Practical Implementation of LoRA Fine-Tuning (1) – Training Instruction Models

In the previous article, we introduced the principles of LoRA fine-tuning. In this issue, we will get hands-on with supervised fine-tuning (SFT) of a basic pre-trained model, transforming it into an instruction model capable of interacting with users in a dialogue system.

LoRA Fine-Tuning Principles

JunJun AI, WeChat Official Account: JunJun AI. What exactly is the principle of Fine-Tuning with LoRA?

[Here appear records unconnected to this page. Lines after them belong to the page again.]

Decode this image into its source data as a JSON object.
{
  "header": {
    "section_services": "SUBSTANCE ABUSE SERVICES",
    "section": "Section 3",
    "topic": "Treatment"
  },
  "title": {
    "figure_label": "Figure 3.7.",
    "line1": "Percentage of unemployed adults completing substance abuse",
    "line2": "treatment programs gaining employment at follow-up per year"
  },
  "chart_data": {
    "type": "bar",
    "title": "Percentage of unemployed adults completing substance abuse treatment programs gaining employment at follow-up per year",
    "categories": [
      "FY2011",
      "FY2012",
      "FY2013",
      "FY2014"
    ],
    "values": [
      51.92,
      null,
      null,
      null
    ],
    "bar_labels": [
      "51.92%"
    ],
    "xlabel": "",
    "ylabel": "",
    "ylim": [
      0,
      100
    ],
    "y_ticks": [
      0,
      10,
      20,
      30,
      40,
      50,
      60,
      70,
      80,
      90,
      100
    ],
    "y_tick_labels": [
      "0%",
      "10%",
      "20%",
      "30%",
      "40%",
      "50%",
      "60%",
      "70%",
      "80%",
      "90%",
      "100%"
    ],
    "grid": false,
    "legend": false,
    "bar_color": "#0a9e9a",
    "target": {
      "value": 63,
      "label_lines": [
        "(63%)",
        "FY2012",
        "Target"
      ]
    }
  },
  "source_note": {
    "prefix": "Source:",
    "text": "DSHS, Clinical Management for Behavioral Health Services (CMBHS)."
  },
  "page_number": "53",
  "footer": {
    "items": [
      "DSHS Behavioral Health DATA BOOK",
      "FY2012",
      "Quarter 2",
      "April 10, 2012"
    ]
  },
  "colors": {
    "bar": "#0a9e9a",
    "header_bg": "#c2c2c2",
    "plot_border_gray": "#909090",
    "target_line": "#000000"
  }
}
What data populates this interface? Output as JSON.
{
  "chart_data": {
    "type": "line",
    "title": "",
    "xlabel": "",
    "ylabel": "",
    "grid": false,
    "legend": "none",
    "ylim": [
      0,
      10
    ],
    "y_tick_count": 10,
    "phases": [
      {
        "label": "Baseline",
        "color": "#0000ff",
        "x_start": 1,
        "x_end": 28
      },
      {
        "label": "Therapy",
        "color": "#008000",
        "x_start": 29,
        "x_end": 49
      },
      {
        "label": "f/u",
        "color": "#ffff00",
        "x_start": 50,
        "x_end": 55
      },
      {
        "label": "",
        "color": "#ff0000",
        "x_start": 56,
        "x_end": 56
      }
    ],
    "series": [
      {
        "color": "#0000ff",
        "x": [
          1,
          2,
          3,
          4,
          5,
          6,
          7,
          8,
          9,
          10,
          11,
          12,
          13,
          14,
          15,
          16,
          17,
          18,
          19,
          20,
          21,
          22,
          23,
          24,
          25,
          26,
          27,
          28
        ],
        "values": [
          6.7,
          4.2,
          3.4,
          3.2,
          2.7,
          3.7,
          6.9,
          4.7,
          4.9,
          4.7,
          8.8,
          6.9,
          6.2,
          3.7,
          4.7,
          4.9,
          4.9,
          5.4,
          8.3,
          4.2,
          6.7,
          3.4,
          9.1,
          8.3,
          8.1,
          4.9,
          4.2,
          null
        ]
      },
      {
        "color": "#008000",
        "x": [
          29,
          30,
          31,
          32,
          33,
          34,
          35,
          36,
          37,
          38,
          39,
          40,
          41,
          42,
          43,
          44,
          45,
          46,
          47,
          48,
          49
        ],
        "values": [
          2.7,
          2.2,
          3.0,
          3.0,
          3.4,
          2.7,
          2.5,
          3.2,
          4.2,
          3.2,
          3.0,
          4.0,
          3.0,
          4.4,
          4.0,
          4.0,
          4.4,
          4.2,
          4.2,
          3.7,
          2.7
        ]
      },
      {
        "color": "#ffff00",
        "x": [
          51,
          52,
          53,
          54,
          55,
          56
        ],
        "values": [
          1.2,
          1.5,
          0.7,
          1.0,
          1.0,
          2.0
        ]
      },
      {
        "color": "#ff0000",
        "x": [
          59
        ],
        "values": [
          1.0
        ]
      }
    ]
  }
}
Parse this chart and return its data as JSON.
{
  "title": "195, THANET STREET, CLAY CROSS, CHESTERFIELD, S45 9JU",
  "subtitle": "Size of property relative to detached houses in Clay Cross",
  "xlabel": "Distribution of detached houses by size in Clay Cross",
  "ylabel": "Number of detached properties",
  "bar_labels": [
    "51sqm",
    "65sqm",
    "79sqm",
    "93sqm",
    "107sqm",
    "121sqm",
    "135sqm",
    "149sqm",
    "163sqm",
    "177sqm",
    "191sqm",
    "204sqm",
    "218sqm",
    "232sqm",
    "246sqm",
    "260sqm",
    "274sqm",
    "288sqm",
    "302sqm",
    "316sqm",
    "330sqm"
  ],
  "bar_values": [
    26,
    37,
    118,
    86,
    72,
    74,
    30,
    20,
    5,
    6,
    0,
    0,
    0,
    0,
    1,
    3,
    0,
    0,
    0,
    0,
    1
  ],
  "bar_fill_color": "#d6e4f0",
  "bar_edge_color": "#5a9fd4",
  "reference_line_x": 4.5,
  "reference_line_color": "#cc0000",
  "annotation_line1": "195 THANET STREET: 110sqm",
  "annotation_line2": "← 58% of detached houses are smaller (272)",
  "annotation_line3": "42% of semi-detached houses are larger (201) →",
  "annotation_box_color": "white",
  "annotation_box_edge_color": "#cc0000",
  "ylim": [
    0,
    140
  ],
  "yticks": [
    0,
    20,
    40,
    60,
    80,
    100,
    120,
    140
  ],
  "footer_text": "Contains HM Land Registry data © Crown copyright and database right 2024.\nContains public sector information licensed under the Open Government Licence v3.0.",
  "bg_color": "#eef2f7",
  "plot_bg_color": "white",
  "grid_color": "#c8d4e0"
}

yahma/alpaca-cleaned dataset

First, let’s introduce the dataset for instruction fine-tuning – Alpaca. The Alpaca dataset is a dataset for instruction tuning of language models, developed by the Stanford research team. The original dataset, Alpaca-52k, was initially used to fine-tune the LLaMA model to generate the Alpaca-7B model, containing approximately 52K instruction data. The cleaned version, yahma/alpaca-cleaned, is an optimized version of the original Alpaca dataset, fixing flaws in the data (such as noise and formatting issues).The format of the alpaca-cleaned data is JSON, with three fields: instruction (

the user input instruction), input (the user input), and output (the response the model should generate). It looks like this:

Practical Implementation of LoRA Fine-Tuning (1) - Training Instruction Models

Download link:https://modelscope.cn/datasets/AI-ModelScope/alpaca-cleaned/files

Base model download

For our practical implementation, we can choose a smaller model that requires fewer resources and allows us to see results quickly. We will take the Qwen3-4B model as an example and use modelscope to download the model.

#cache_dir is the model storage path
from modelscope import snapshot_download
snapshot_download('Qwen/Qwen3-4B', cache_dir="/root/autodl-tmp/models")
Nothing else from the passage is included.